Martinez to head RNC
Sen. Mel Martinez, of Florida, will replace Ken Mehlman as Republican National Committee Chairman in January. He is a Cuban-American who is on good terms with President Bush. He will continue to serve in the Senate while carrying out the duties on behalf of the party. Can he really fulfill both functions? The Washington Post notes that he was involved with the Elian Gonzalez and Terri Schiavo controversies. Oddly, there is no official announcement yet at gopusa.com.
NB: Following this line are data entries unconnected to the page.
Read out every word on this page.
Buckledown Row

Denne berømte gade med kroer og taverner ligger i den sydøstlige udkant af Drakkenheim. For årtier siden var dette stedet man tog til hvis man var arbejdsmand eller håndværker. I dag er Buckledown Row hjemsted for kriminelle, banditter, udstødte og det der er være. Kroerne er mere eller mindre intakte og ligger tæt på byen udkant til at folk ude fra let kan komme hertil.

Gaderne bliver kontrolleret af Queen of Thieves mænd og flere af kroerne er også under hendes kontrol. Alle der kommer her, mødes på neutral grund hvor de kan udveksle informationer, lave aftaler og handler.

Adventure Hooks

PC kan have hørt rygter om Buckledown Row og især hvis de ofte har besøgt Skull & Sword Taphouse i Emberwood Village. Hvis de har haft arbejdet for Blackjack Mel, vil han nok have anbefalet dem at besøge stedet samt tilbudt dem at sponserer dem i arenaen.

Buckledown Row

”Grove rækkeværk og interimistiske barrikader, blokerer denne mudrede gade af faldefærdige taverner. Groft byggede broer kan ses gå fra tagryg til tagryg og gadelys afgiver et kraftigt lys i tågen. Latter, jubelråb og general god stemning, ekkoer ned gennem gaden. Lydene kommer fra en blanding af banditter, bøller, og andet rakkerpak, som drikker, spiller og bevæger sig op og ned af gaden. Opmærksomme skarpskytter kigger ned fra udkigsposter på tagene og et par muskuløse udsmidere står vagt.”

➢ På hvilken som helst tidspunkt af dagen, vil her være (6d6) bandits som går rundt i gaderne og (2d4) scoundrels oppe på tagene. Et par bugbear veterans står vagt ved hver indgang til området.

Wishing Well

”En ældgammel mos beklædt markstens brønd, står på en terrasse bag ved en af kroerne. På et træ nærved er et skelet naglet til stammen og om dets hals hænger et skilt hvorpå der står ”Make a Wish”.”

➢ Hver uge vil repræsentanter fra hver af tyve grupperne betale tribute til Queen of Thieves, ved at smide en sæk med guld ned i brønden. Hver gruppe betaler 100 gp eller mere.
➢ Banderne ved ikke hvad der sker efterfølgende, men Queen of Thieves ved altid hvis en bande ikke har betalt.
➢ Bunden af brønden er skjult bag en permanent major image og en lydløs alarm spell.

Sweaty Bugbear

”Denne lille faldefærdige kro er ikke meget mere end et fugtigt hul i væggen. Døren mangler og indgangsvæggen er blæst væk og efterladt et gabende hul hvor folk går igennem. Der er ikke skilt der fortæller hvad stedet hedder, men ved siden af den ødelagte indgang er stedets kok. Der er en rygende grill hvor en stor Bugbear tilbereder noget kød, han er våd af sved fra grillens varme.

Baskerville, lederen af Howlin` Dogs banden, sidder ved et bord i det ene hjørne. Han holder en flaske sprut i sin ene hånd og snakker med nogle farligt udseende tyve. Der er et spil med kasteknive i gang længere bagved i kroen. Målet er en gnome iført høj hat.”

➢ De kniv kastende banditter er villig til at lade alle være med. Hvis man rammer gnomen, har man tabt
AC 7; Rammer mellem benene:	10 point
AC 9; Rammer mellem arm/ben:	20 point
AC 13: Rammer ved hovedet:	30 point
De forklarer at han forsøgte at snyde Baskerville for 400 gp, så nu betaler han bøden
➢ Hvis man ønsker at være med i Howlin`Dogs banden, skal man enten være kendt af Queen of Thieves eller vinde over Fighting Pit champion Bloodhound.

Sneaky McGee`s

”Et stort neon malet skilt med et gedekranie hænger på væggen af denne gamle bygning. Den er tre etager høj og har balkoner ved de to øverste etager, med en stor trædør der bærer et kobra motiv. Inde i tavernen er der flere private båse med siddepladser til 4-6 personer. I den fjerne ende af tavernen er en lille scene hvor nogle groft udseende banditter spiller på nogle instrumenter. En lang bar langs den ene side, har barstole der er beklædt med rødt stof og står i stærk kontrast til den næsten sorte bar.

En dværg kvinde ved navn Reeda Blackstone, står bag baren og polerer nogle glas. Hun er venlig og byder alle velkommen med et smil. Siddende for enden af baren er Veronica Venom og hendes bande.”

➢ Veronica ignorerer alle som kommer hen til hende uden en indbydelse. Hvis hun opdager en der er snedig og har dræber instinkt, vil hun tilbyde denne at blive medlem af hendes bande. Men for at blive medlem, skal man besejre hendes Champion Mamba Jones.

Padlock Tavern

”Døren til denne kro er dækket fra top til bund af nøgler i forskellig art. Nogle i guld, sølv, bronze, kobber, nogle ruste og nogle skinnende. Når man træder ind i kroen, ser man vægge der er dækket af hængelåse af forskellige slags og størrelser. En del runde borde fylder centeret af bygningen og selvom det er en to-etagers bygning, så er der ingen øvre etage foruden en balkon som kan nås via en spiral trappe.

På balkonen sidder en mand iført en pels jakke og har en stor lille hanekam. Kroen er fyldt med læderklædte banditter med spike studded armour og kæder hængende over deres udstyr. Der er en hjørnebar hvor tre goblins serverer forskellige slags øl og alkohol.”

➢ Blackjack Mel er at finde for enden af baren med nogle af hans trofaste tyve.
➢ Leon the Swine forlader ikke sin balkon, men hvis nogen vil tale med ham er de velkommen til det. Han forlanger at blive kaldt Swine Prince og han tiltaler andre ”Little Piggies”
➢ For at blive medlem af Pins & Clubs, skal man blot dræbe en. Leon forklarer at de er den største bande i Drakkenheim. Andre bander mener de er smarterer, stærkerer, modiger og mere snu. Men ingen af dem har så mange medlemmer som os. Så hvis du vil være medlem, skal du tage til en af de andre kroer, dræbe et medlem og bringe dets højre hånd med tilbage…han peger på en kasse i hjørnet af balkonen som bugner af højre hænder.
Although it is too bad that Maryland's Michael Steele did not get the job, this comes as welcome news for those of us who want to broaden the Republican Party's base of support to include Latino voters. Immigration reform remains the big stumbling block, however. With the Democrats poised to take power, the likelihood of honest, comprehensive immigration reform -- or indeed any serious reform -- has diminished considerably. As they go ahead with their pledge to raise the minimum wage by two dollars an hour, they need illegal workers to do the jobs that no employers will pay the minimum wage for.
Griffin to leave RPV
Kate Obenshain Griffin has agreed to take the position of chief of staff in Sen. George Allen's office for the last two months of his term, a graceful way for her to step down as Chairman of the Republican Party of Virginia. Ms. Griffin has appeared on national television and is an articulate spokesperson for the party. Her departure is an appropriate gesture of accountability in light of the electoral defeat of Sen. Allen, and the miserable state of intra-party relations in the Old Dominion. (Republicans in the State Senate are at loggerheads with Republicans in the House of Delegates.) Oddly, there is no official announcement yet at rpv.org.
Barone on political prospects
Michael Barone looks forward to Washington politics in the wake of the "thumpin" that Bush received last week. "House Republicans, with little chance to affect outcomes, will be mostly ignored, as House Democrats were under Clinton." (Link via Instapundit.) Generally speaking, political landscape has been fairly evenly divided between the two parties in recent years, in spite of determined efforts by Presidents Clinton and Bush to achieve hegemony. In both cases, the attempt backfired, and the presidents were bewildered that their opponents reviled them so much.
For a dozen years, our politics has been bitterly polarized, dominated by two baby boomer presidents who happen to have personal characteristics that people on the other side of the cultural divide absolutely loathe. Clinton in 1992 and Bush in 2000 both made genuine efforts to run as unifiers, but once in office proved to be dividers.
Ironic, indeed. It's an example of the rule that those who possess power seldom comprehend how much envy and resentment is directed at them by those who lack power. Hence all the anti-imperialist spasms in the Third World, by Hugo Chavez, Mahmoud Ahmadinejad, et al. As the debates in Washington over the war, the budget, and other policy issues proceeds, Barone expects that presidential campaign politics will be largely separate from all that.